Statistically testing different off-chain burn taxes (percentages) with the help of exchanges/Binance to determine the off-chain burn taxe’s applicability or lack thereof and which burn percentage is the most reliable/stable.

Without burning significant chunks of the available supply, the chain will not improve and won’t attract new investors/money inflow which will cause development funds to be lower. Expecting Binance to pay for the burns for years to come and funding the development has been shown not to work.

Following Binance’s announcement regarding their reduction of burn contributions and taking the discussion about the different burn tax percentages as well as funding concerns into consideration I would like to propose the following idea:

The 1.2% tax that was originally expected to be applied from the side of Binance and other exchanges towards off-chain burns was dismissed by CZ mainly because other exchanges were not ready to apply the tax and it was expected it would drop the trading volume significantly (without any evidence for this being the case).

I don’t doubt that the 1.2% burn tax might be too much but let’s be real: The 0.2% that was donated by Binance towards the burn doesn’t do that much either. Now with the reduction towards a 0.1% tax it is even less likely to burn significant amounts of LUNC and we are essentially dependant on Binance cooperating over years if not decades of time for this to burn significant amounts of LUNC. I do not believe that it is Binance’s job to do this and I think we also shouldn’t take these contributions for granted. There are enough members that took these contributions for granted and expect Binance to pay for the development/programming expenses, which myself just like others have been criticising weeks ago.

This is why I suggest that the community members that have been in contact with Binance ask Binance for the following: Could it be possible for Binance to implement off-chain burns that are charged additionally to their trading fee (that they may or may not be contributing voluntarily in the future) and test how different taxes actually effect trading volume in real life. I doubt that the effect is really as negative as expected. The main reason for expecting this is especially as a lot of people that buy LUNC on spot pairs are likely to hold their LUNC for a while if not even years to come (I know I do) and therefore don’t care about the tax as they expect significantly higher returns don the line and are willing to pay the additional tax just for the “opportunity” to be investing in LUNC. The burn tax may be reduced on margin trades if needed but it first needs to analysed and tested whether this actually effects the trading volume and not just “assumed”, as this seems like a simple excuse and the community accepted it!

The reality is that yes, a 1.2% burn tax might be too much but it might be possible to charge an additional 0.2%-0.5% without Binance running the risk of losing customers.
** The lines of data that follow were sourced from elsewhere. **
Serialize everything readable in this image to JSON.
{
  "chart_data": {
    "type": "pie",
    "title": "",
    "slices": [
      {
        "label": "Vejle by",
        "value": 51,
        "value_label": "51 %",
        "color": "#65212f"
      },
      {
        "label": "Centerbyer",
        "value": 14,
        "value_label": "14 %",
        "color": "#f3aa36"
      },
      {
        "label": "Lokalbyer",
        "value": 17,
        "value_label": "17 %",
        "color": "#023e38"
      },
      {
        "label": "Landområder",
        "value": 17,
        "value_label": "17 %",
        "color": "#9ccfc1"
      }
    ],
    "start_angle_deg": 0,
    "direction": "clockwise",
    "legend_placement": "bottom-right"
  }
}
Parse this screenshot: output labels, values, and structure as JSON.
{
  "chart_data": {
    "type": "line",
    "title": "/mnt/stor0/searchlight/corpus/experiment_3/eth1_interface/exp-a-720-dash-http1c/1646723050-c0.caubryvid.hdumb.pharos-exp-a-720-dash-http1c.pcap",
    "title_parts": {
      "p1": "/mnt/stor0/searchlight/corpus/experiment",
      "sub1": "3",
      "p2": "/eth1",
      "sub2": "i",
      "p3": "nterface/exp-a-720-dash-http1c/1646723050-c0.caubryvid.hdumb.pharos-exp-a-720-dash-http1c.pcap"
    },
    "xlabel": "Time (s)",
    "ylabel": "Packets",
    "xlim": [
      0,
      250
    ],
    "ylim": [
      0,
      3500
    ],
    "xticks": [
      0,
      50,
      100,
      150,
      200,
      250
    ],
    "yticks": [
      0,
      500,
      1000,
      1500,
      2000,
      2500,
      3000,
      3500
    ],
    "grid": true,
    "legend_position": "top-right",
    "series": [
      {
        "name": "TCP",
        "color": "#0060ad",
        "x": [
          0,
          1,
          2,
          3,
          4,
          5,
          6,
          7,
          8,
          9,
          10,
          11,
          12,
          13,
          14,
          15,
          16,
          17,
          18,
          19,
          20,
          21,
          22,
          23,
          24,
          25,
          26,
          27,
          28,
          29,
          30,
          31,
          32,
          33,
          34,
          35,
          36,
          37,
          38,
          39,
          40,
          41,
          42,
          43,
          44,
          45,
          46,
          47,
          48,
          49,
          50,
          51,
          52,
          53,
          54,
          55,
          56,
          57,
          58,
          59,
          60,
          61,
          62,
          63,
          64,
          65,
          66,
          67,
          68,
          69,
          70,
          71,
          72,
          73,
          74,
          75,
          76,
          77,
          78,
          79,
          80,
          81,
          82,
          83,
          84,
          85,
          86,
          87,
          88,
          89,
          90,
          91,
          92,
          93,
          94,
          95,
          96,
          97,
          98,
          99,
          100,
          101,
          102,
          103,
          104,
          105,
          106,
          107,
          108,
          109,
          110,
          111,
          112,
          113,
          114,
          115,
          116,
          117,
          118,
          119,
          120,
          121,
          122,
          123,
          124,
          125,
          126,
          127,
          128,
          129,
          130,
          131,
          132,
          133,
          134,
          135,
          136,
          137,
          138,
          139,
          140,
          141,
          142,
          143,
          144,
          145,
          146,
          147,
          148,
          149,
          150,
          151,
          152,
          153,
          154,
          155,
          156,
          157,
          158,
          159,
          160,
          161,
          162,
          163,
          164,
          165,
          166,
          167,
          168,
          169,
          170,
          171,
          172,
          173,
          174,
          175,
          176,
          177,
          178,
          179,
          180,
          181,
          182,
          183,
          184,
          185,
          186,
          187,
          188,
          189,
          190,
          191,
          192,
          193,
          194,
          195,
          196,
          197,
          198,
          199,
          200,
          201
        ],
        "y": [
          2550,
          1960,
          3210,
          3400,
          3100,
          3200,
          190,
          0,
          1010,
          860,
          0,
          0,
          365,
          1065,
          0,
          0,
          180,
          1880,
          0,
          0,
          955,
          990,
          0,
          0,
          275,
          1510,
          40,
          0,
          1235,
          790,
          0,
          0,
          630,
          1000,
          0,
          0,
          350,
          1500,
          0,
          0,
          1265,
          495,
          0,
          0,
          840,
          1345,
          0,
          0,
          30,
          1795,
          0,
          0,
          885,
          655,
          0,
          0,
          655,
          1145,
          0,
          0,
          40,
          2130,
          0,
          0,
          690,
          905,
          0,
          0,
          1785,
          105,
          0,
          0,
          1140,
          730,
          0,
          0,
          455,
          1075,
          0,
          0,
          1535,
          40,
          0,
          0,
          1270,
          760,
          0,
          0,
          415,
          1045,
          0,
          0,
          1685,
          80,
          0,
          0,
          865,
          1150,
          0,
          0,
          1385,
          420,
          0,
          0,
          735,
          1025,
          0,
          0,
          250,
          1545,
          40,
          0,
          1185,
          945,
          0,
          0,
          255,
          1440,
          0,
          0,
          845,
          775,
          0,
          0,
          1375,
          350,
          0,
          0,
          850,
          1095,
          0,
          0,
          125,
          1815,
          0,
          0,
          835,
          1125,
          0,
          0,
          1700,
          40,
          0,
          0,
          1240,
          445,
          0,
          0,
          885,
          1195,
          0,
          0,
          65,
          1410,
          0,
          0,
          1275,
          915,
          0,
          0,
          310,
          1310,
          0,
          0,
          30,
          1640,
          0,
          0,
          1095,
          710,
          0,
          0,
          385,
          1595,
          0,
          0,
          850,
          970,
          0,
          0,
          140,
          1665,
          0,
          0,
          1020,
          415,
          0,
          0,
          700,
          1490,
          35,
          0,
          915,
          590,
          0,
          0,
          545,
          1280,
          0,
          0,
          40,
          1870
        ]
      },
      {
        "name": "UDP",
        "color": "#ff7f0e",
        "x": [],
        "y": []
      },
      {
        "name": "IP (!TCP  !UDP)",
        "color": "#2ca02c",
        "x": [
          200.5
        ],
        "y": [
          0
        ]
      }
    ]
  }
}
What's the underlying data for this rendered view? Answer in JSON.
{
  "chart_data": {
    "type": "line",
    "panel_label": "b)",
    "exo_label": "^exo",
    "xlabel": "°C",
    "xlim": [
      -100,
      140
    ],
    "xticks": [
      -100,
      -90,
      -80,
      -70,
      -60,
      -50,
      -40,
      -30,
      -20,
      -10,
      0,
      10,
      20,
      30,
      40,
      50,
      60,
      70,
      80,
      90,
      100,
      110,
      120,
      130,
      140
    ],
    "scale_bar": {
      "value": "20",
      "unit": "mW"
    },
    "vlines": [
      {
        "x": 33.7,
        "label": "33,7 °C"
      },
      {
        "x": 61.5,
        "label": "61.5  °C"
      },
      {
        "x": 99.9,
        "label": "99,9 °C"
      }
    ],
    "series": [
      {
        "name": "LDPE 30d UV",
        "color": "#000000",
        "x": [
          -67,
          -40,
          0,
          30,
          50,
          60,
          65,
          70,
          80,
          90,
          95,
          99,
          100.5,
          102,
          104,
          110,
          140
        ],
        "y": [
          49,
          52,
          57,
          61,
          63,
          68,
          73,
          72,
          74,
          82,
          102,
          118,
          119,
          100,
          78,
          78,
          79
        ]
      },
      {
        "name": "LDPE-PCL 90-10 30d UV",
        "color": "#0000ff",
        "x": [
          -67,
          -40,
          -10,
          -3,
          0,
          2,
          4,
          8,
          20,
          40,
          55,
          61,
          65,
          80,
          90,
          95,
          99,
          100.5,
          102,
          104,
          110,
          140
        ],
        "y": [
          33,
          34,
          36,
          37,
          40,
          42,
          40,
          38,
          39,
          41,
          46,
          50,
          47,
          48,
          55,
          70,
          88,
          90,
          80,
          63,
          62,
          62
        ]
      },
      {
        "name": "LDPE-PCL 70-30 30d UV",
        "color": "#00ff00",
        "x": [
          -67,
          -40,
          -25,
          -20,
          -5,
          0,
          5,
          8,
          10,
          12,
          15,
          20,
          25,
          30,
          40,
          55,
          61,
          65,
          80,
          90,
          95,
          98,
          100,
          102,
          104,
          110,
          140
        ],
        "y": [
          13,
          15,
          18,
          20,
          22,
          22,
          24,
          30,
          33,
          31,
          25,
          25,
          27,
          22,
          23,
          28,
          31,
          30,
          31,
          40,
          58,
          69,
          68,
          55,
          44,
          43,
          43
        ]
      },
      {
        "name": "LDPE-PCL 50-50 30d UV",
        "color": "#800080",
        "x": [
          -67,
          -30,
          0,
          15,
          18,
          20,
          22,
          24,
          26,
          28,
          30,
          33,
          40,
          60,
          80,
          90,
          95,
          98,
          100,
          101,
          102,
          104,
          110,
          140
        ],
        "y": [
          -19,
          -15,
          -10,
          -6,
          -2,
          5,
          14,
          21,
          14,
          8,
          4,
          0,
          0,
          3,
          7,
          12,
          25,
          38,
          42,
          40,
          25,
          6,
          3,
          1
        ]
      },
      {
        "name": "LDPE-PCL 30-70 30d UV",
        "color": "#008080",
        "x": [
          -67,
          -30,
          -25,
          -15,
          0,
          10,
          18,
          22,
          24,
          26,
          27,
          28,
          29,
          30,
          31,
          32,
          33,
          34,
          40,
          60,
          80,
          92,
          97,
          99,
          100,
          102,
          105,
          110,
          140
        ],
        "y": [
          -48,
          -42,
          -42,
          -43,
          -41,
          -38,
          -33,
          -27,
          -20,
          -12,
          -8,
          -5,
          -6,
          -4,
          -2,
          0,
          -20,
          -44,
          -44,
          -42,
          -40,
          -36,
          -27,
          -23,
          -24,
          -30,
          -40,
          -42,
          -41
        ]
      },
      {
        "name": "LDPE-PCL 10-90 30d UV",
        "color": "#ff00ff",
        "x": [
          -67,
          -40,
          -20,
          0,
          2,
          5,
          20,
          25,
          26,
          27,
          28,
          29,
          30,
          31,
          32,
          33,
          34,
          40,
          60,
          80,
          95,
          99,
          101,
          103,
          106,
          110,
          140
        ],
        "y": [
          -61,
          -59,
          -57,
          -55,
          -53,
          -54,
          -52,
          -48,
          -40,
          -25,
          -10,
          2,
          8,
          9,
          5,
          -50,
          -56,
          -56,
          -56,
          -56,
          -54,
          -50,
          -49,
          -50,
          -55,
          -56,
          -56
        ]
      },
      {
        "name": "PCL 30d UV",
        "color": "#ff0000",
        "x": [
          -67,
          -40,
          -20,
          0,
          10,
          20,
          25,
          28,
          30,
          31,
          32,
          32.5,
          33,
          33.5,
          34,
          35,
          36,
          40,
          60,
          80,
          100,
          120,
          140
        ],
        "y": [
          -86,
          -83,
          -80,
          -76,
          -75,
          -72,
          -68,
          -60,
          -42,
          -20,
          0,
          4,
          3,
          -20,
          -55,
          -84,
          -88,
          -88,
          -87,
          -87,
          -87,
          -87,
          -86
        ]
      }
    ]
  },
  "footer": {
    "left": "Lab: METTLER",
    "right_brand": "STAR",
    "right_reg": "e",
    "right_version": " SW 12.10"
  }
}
This needs to be tested! You might say: “Why would Binance want to do this?” => They hold LUNC themselves, could buy additional LUNC as an investment that will appreciate in value and gain marketing exposure as the exchange that “saved” LUNC. As much as I agree with continually developing the chain it needs to be remembered that this chain was fully functional until a couple of months ago! Yes certain improvements need to be made but without new money inflow and massive burns nothing will improve and we can’t expect Binance to be funding the development of the chain.